Меня и рулевого сменили с вахты, я залез под брезент и уснул, но вскоре — так показалось мне — меня разбудил топот ног и крики. Высунув голову из-под брезента, я увидал, что трое матросов, прижав рулевого к стенке «конторки», разноголосно кричат:
— Брось, Петруха!
— Господь с тобой, — ничего!
— А ты — полно!
Скрестив руки, вцепившись пальцами в плечи себе, он стоял спокойно, прижимая ногою к палубе какой-то узел, смотрел на всех по очереди и хрипло уговаривал:
— Дайте от греха уйти!
Он был бос, без шапки, в одной рубахе и портах, темная куча нечесаных волос торчала на его голове, они спускались на упрямый, выпуклый лоб, под ним видно было маленькие глаза крота, налитые кровью, они смотрели умоляюще, тревожно.
— Утонешь! — говорили ему.
— Я? Никак.
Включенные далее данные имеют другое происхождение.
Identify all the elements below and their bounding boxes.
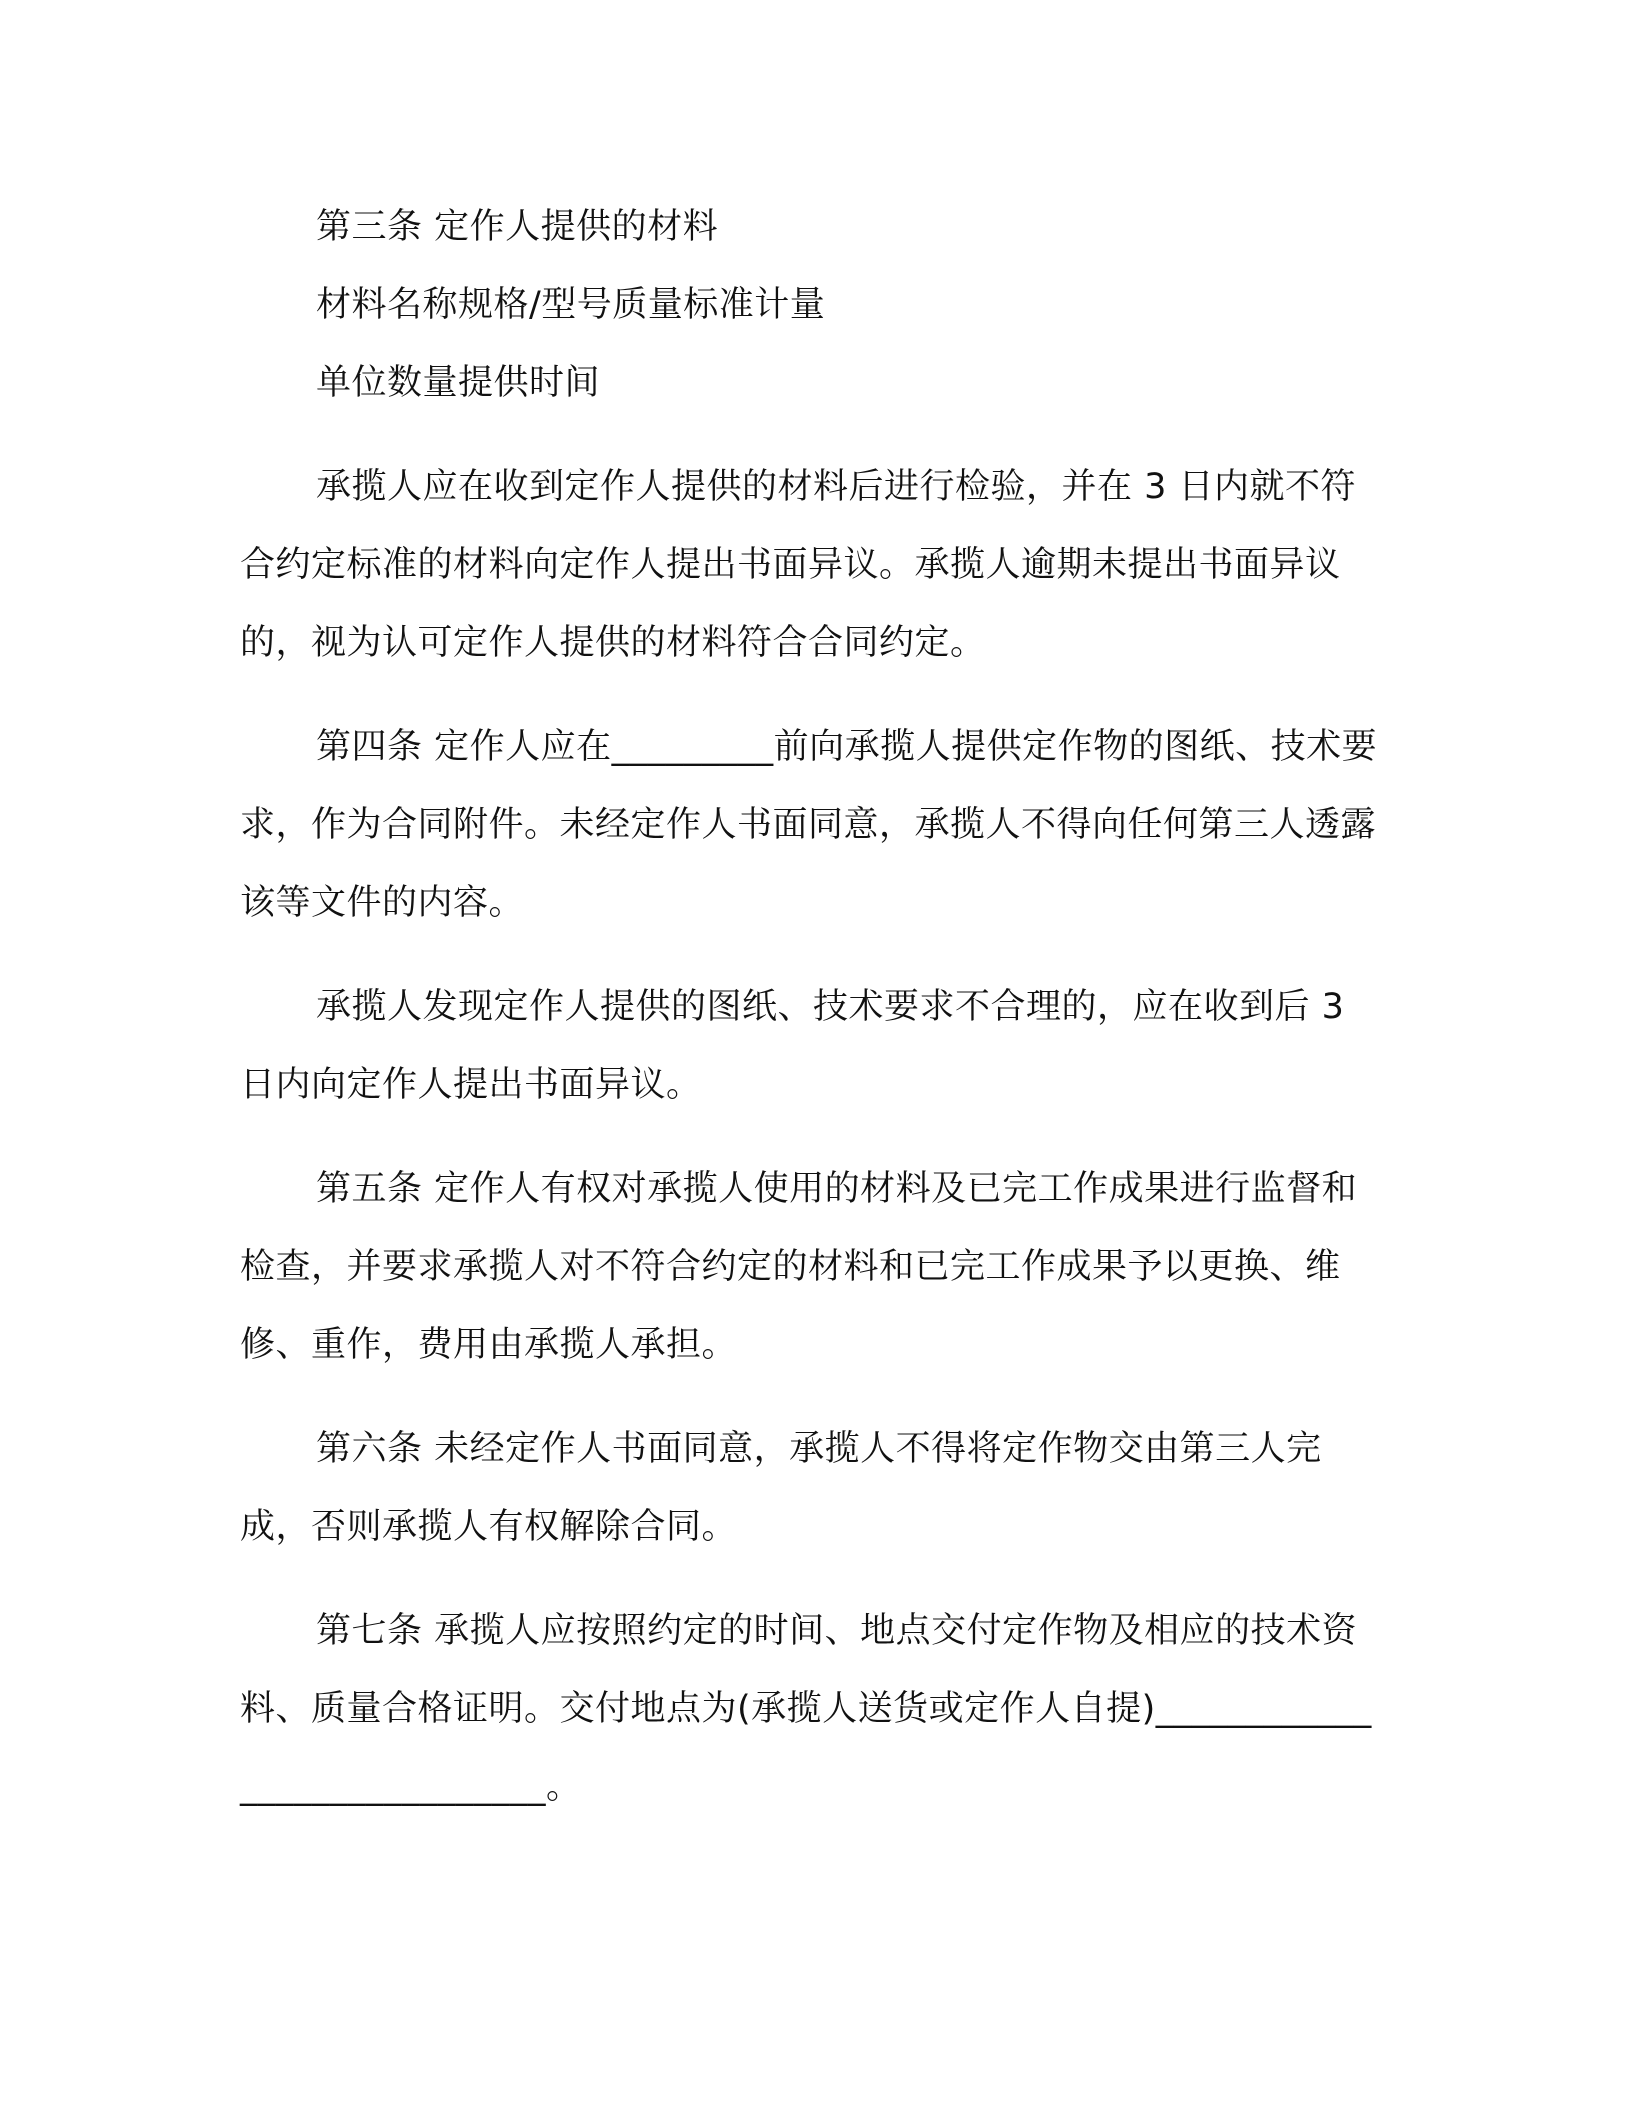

Пустите, братцы! Не пустите — убью его! Как приплывем в Симбирской, так и…
— Да перестань!
— Эх, братцы…
Он медленно, широко развел руки, опустился на колени и, касаясь руками «конторки», точно распятый, повторил:
— Дайте от греха бежать!
В голосе его, странно глубоком, было что-то потрясающее, раскинутые руки, длинные, как весла, дрожали, обращены ладонями к людям. Дрожало и его медвежье лицо в косматой бороде, кротовые, слепые глаза темными шариками выкатились из орбит. Казалось, что невидимая рука вцепилась в горло ему и душит.
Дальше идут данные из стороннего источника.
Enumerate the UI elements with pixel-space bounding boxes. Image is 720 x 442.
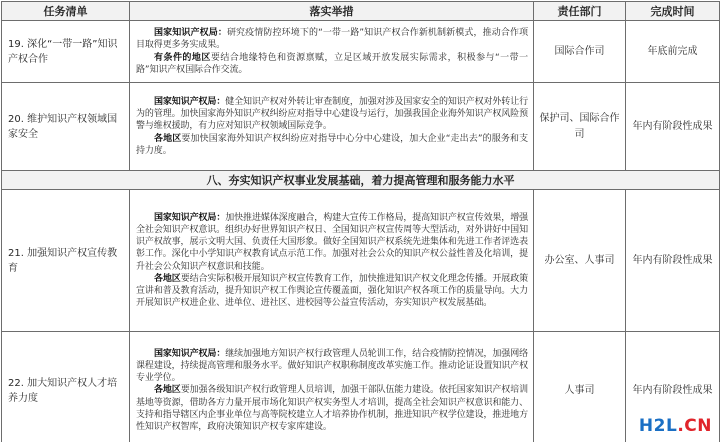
section-title: 八、夯实知识产权事业发展基础，着力提高管理和服务能力水平 [2, 171, 720, 190]
measure-cell [130, 332, 534, 442]
measure-paragraph [136, 52, 528, 76]
measure-cell [130, 83, 534, 171]
header-measure: 落实举措 [130, 2, 534, 21]
measure-paragraph [136, 273, 528, 310]
time-cell: 年内有阶段性成果 [626, 83, 720, 171]
measure-text: 要结合实际积极开展知识产权宣传教育工作，加快推进知识产权文化理念传播。开展政策宣讲和普及教育活动，提升知识产权工作舆论宣传覆盖面，强化知识产权各项工作的质量导向。大力开展知识产权进企业、进单位、进社区、进校园等公益宣传活动，夯实知识产权发展基础。 [136, 273, 528, 309]
site-watermark [639, 416, 712, 436]
measure-subject: 各地区 [154, 385, 181, 396]
measure-subject: 国家知识产权局： [154, 212, 226, 223]
measure-text: 加快推进媒体深度融合，构建大宣传工作格局，提高知识产权宣传效果，增强全社会知识产权意识。组织办好世界知识产权日、全国知识产权宣传周等大型活动，对外讲好中国知识产权故事，展示文明大国、负责任大国形象。做好全国知识产权系统先进集体和先进工作者评选表彰工作。深化中小学知识产权教育试点示范工作。加强对社会公众的知识产权公益性普及化培训，提升社会公众知识产权意识和技能。 [136, 212, 529, 272]
measure-text: 要加强各级知识产权行政管理人员培训，加强干部队伍能力建设。依托国家知识产权培训基地等资源，借助各方力量开展市场化知识产权实务型人才培训，提高全社会知识产权意识和能力、支持和指导辖区内企事业单位与高等院校建立人才培养协作机制，推进知识产权学位建设，推进地方性知识产权智库，政府决策知识产权专家库建设。 [136, 385, 528, 432]
measure-text: 研究疫情防控环境下的“一带一路”知识产权合作新机制新模式，推动合作项目取得更多务实成果。 [136, 28, 528, 51]
task-table [1, 1, 720, 442]
header-time: 完成时间 [626, 2, 720, 21]
measure-text: 健全知识产权对外转让审查制度，加强对涉及国家安全的知识产权对外转让行为的管理。加快国家海外知识产权纠纷应对指导中心建设与运行，加强我国企业海外知识产权风险预警与维权援助，有力应对知识产权领域国际竞争。 [136, 96, 529, 132]
table-header-row [2, 2, 720, 21]
time-cell: 年内有阶段性成果 [626, 332, 720, 442]
header-dept: 责任部门 [534, 2, 626, 21]
measure-subject: 国家知识产权局： [154, 96, 226, 107]
table-row [2, 83, 720, 171]
measure-text: 要加快国家海外知识产权纠纷应对指导中心分中心建设，加大企业“走出去”的服务和支持力度。 [136, 133, 528, 156]
measure-subject: 有条件的地区 [154, 52, 211, 63]
task-cell: 20. 维护知识产权领域国家安全 [2, 83, 130, 171]
task-cell: 21. 加强知识产权宣传教育 [2, 190, 130, 332]
time-cell: 年内有阶段性成果 [626, 190, 720, 332]
measure-cell [130, 190, 534, 332]
header-task: 任务清单 [2, 2, 130, 21]
dept-cell: 国际合作司 [534, 21, 626, 83]
measure-subject: 国家知识产权局： [154, 348, 226, 359]
dept-cell: 办公室、人事司 [534, 190, 626, 332]
measure-subject: 各地区 [154, 273, 181, 284]
time-cell: 年底前完成 [626, 21, 720, 83]
task-cell: 19. 深化“一带一路”知识产权合作 [2, 21, 130, 83]
measure-subject: 国家知识产权局： [154, 28, 227, 39]
measure-paragraph [136, 133, 528, 157]
measure-paragraph [136, 27, 528, 51]
measure-subject: 各地区 [154, 133, 182, 144]
dept-cell: 保护司、国际合作司 [534, 83, 626, 171]
dept-cell: 人事司 [534, 332, 626, 442]
watermark-dot: . [677, 416, 685, 436]
measure-text: 要结合地缘特色和资源禀赋，立足区域开放发展实际需求，积极参与“一带一路”知识产权国际合作交流。 [136, 52, 529, 75]
table-row [2, 332, 720, 442]
measure-paragraph [136, 212, 528, 273]
measure-cell [130, 21, 534, 83]
section-row [2, 171, 720, 190]
watermark-brand: H2L [638, 416, 678, 436]
measure-paragraph [136, 348, 528, 385]
measure-text: 继续加强地方知识产权行政管理人员轮训工作，结合疫情防控情况，加强网络课程建设，持续提高管理和服务水平。做好知识产权职称制度改革实施工作。推动论证设置知识产权专业学位。 [136, 348, 529, 384]
task-cell: 22. 加大知识产权人才培养力度 [2, 332, 130, 442]
measure-paragraph [136, 384, 528, 433]
table-row [2, 21, 720, 83]
table-row [2, 190, 720, 332]
measure-paragraph [136, 96, 528, 133]
watermark-tld: CN [684, 416, 712, 436]
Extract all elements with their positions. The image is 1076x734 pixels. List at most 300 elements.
Мужики молча расступились пред ним, он неуклюже встал на ноги, поднял узел, сказал:
— Вот — спасибо!
Подошел к борту и с неожиданной легкостью прыгнул в реку. Я тоже бросился к борту и увидал, как Петруха, болтая головою, надел на нее — шапкой — свой узел и поплыл, наискось течения, к песчаному берегу, где, встречу ему, нагибались под ветром кусты, сбрасывая в воду желтые листья.
Мужики говорили:
— Одолел себя все-таки!
Я спросил:
— Он — сошел с ума?
— Зачем? Нет, это он — души спасенья ради…
Петруха уже выплыл на мелкое место, встал по грудь в воде и взмахнул над головою узлом.
Матросы закричали:
— Проща-ай!
Кто-то спросил:
— А как же без пачпорта он?
Рыжий, кривоногий матрос рассказывал мне с удовольствием:
— У него, в Симбирске, дядя живет, злодей ему и разоритель, вот он и затеял убить дядю, да, однако, пожалел сам себя, отскочил от греха. Зверь мужик, а — добрый! Он — хороший…
А хороший мужик уже шагал по узкой полосе песка, против течения реки, и — вот он исчез в кустах.